What I’ve Been Reading Lately…

Demon Copperhead, Barbara Kingsolver

When Kingsolver won her second Women’s Prize for this book, I have to admit that I rolled my eyes, because it was just so predictable. I don’t begrudge Kingsolver her recognition – she writes really good books – but I guess I just hate the predictable. And of course, Demon Copperhead was exceptional in a really predictable way. Demon is a boy born in the West Virginia coal mining towns to a dead father and a drug-addicted mother, and his fight for survival is heartbreaking. He is at once tender and hardened, naïve and old for his age. After his mother’s death and a distressing stint in foster care, he sets off on his own at the ripe old age of 12 to find his paternal grandmother, which changes his life forever, in ways both good and bad. His redemption is the hardest fight of his life, and an arc both unsurprising and yet still disappointing considering what was going on in West Virginia in the early 2000s – the opioid epidemic. Kingsolver has written another epic tome that is both heartrending and heartwarming, in equal measure.
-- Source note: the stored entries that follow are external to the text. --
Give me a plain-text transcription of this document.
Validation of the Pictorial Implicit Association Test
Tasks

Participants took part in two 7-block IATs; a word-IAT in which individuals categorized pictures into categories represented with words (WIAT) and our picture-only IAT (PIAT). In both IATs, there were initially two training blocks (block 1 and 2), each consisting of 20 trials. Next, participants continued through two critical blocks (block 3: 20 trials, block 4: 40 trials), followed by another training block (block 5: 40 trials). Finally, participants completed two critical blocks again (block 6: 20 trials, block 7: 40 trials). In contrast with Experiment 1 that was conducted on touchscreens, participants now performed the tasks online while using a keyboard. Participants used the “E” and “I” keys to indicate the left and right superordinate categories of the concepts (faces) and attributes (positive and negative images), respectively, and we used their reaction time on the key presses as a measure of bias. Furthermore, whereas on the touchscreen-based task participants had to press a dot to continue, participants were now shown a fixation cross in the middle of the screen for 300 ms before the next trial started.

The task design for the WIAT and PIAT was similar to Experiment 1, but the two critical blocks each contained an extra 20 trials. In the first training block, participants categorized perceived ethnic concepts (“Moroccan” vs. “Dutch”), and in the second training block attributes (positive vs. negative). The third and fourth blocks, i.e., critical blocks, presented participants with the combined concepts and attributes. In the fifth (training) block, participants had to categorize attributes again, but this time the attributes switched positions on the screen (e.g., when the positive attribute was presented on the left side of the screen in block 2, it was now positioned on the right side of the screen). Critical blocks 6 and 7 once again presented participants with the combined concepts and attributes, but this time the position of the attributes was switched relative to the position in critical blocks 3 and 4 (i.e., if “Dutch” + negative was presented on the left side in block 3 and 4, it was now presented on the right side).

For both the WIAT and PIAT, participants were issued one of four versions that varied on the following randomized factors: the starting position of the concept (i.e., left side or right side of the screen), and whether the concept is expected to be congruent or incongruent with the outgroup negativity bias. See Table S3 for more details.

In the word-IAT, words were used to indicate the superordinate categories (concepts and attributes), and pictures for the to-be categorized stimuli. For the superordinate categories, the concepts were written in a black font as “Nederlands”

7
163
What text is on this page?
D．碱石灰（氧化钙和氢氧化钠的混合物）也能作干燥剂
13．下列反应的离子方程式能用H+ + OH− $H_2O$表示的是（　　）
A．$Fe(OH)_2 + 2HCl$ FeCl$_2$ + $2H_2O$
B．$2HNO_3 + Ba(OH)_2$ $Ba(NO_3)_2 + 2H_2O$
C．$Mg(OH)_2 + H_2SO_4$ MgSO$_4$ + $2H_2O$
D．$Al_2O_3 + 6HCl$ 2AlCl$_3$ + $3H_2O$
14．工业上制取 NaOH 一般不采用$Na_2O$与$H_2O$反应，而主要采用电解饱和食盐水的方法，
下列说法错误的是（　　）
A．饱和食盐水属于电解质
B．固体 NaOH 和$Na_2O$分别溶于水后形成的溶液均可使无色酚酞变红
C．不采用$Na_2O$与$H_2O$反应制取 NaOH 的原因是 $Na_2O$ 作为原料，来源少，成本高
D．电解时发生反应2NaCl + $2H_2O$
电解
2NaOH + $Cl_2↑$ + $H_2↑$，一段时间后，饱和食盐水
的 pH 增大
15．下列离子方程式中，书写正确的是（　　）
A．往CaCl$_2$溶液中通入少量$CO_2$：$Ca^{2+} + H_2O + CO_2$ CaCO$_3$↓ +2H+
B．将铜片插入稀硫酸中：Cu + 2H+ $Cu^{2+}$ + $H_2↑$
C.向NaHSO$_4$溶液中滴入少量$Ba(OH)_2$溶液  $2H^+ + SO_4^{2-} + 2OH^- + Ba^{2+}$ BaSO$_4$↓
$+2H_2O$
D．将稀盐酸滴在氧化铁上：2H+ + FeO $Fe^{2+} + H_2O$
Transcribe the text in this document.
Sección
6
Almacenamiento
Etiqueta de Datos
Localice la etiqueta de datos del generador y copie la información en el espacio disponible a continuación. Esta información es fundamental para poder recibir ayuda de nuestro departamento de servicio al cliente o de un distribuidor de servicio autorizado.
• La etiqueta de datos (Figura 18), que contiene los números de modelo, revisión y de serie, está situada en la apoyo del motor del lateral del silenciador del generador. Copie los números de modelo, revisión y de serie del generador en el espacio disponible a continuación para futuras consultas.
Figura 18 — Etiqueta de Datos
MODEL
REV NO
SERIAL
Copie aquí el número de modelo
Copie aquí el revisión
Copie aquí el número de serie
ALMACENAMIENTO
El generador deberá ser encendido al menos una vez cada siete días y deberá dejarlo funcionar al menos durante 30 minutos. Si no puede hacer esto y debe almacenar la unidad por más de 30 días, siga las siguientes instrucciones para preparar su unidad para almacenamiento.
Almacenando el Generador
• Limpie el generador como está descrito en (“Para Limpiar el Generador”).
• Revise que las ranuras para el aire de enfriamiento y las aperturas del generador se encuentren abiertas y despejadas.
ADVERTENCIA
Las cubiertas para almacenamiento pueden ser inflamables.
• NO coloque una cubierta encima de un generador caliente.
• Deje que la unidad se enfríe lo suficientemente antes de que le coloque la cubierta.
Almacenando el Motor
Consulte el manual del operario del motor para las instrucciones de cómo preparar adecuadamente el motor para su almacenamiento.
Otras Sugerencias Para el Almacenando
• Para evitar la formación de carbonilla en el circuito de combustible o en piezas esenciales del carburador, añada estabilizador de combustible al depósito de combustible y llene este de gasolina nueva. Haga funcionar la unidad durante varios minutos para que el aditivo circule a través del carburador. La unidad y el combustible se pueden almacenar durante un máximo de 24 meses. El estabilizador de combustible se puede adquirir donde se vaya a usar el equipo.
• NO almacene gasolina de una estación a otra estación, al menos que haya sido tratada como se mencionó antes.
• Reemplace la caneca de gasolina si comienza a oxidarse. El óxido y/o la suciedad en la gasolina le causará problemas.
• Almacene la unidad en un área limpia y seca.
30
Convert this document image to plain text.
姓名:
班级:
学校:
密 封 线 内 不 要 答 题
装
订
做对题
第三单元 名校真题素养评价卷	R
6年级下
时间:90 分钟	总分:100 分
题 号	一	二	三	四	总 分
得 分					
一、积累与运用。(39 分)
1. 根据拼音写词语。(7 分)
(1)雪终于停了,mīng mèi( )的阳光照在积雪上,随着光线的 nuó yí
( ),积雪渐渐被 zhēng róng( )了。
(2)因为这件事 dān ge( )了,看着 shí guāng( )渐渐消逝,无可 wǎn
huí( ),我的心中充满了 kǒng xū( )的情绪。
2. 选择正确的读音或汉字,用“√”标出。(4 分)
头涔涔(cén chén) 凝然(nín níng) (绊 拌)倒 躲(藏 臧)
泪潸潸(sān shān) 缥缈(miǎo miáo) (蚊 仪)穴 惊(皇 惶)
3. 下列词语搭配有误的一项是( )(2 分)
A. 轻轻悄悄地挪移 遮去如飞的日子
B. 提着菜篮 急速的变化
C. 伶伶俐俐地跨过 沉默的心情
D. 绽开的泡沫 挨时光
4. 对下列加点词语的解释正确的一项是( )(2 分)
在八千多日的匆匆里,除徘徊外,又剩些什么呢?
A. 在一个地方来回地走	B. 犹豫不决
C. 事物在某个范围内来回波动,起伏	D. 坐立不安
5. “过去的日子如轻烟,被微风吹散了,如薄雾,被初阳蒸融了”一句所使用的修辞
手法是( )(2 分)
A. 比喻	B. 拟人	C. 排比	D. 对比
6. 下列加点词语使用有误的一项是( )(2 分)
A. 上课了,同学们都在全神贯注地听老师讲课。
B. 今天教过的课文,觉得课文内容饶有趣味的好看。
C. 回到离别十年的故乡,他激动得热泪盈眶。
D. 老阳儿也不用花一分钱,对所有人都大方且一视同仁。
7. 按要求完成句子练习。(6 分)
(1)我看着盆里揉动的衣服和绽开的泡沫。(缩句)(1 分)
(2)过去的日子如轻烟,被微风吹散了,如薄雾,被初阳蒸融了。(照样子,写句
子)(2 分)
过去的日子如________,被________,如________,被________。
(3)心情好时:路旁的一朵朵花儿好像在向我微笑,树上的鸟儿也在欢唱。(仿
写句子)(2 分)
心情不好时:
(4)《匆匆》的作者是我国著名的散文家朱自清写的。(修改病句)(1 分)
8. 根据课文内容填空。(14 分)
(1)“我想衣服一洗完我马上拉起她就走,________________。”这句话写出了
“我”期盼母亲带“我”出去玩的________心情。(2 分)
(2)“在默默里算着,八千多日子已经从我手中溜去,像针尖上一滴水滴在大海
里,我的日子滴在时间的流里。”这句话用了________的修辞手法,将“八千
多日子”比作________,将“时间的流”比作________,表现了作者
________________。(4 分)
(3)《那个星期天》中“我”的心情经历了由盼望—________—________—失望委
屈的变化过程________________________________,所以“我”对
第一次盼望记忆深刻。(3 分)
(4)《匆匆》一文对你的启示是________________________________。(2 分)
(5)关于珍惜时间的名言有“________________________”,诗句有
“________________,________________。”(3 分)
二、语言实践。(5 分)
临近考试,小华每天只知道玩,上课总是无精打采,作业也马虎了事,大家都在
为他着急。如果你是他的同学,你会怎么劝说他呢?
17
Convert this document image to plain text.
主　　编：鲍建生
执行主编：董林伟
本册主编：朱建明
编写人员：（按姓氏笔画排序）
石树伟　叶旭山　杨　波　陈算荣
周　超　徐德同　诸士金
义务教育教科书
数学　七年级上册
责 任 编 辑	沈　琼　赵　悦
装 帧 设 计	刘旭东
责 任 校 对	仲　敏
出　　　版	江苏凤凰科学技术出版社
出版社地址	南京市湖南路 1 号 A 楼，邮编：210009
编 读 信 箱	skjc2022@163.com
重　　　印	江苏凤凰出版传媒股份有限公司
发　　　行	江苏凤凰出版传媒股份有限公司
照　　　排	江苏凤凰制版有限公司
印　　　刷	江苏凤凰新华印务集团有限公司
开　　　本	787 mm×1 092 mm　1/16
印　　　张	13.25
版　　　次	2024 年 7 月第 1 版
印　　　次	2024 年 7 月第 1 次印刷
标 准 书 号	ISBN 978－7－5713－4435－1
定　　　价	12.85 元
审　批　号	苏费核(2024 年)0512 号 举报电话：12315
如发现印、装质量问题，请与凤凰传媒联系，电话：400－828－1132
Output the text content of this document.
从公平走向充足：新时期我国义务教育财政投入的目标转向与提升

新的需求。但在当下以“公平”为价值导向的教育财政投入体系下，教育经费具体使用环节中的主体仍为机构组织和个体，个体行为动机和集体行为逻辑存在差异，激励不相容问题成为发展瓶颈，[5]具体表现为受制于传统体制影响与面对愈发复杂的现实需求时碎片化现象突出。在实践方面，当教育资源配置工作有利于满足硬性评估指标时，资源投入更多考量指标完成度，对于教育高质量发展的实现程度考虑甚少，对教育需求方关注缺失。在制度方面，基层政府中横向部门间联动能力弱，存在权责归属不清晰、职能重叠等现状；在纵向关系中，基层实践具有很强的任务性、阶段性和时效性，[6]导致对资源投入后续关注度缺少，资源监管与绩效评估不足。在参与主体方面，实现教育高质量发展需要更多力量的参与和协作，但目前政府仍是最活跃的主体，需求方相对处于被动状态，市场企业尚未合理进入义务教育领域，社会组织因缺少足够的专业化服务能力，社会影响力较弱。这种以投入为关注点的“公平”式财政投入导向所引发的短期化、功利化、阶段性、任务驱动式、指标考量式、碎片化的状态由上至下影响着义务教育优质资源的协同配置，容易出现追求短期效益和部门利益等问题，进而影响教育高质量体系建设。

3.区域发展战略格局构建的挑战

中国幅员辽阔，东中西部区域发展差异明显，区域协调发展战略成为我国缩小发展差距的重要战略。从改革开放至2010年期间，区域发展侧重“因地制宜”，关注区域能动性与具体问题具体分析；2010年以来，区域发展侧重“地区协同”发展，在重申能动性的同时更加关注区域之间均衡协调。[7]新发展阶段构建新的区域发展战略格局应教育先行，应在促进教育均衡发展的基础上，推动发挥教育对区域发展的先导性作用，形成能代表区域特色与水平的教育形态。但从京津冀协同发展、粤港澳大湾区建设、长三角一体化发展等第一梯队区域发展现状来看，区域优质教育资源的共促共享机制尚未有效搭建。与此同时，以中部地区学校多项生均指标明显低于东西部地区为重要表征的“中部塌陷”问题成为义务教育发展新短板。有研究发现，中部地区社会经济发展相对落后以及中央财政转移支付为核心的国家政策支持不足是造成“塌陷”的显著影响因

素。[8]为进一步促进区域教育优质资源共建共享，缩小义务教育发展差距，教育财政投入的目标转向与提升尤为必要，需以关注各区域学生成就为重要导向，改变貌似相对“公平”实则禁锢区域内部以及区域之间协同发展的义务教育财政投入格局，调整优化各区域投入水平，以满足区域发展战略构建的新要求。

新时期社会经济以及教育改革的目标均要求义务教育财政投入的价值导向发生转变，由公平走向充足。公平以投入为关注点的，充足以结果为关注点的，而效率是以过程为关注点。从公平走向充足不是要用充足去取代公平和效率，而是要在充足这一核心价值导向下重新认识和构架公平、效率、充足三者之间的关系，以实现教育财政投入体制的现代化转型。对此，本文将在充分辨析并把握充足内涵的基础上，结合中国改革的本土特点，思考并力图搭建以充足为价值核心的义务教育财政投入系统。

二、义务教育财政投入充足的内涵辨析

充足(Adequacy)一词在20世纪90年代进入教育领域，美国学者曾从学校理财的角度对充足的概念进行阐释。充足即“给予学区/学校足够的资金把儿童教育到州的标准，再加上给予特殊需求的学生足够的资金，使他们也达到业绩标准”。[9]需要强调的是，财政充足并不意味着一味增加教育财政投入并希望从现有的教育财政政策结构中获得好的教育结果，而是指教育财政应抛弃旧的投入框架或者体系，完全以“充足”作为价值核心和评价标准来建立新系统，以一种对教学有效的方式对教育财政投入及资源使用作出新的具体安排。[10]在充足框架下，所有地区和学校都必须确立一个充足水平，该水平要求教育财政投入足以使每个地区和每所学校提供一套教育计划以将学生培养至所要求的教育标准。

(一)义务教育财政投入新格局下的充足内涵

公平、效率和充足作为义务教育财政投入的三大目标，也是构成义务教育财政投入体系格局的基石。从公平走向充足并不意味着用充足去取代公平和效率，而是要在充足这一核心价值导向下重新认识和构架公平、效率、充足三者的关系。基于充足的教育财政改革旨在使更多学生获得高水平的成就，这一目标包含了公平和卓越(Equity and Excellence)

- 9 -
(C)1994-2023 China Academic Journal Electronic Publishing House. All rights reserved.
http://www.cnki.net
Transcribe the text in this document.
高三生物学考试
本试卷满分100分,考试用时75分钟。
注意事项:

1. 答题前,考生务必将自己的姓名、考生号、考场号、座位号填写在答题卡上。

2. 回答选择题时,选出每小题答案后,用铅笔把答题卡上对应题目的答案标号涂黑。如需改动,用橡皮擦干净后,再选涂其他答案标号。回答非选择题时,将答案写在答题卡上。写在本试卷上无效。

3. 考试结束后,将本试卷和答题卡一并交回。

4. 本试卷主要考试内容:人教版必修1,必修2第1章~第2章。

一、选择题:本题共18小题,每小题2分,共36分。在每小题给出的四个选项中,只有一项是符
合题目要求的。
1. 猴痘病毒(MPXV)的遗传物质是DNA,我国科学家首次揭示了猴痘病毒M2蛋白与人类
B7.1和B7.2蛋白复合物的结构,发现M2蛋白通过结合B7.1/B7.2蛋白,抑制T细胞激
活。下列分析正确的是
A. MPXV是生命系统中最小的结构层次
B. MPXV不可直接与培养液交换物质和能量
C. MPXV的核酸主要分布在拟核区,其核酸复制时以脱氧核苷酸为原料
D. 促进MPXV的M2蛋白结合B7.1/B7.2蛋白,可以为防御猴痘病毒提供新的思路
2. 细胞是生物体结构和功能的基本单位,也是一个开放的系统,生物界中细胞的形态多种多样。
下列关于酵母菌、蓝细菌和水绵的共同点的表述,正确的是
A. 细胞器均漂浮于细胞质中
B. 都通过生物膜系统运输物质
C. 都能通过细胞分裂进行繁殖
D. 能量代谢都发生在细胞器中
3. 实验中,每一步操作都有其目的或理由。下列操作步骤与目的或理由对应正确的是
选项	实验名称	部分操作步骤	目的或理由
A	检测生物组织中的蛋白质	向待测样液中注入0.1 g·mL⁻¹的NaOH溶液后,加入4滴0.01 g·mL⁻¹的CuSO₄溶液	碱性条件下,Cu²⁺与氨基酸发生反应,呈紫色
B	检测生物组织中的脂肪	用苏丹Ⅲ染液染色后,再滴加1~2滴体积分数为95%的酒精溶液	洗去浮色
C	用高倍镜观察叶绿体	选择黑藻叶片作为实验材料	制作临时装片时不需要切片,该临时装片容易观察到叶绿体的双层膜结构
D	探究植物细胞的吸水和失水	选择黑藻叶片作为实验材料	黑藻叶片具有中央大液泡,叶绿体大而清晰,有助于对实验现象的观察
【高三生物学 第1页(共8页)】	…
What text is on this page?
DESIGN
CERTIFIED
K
Elena Knows, Claudia Piñeiro

Claudia Piñeiro is described as Argentina’s most translated author after Borges and Cortázar, no easy feat. She began with crime fiction, but with her more recent novels, including this one, she has become uncategorizable. This novel, which takes place over the course of one day, follows Elena, who suffers from advanced Parkinson’s and is trying to find out the truth about her daughter’s death. The police and everyone who knew Rita believe that she died by suicide, but Elena is convinced that it is impossible, so she sets off to the house of someone who she thinks owes her a more-than 20-year-old favor. However, she is severely constrained by her illness, and without her medicine is almost unable to move at all. After she finally arrives at her destination, she finds out that the favor she has imagined all this time does not apply, but in return receives something else to help her move forward. This novel was short but hit hard, and one can easily see how Piñeiro has become so easily liked and so well read not only among Argentinians, but also internationally as well.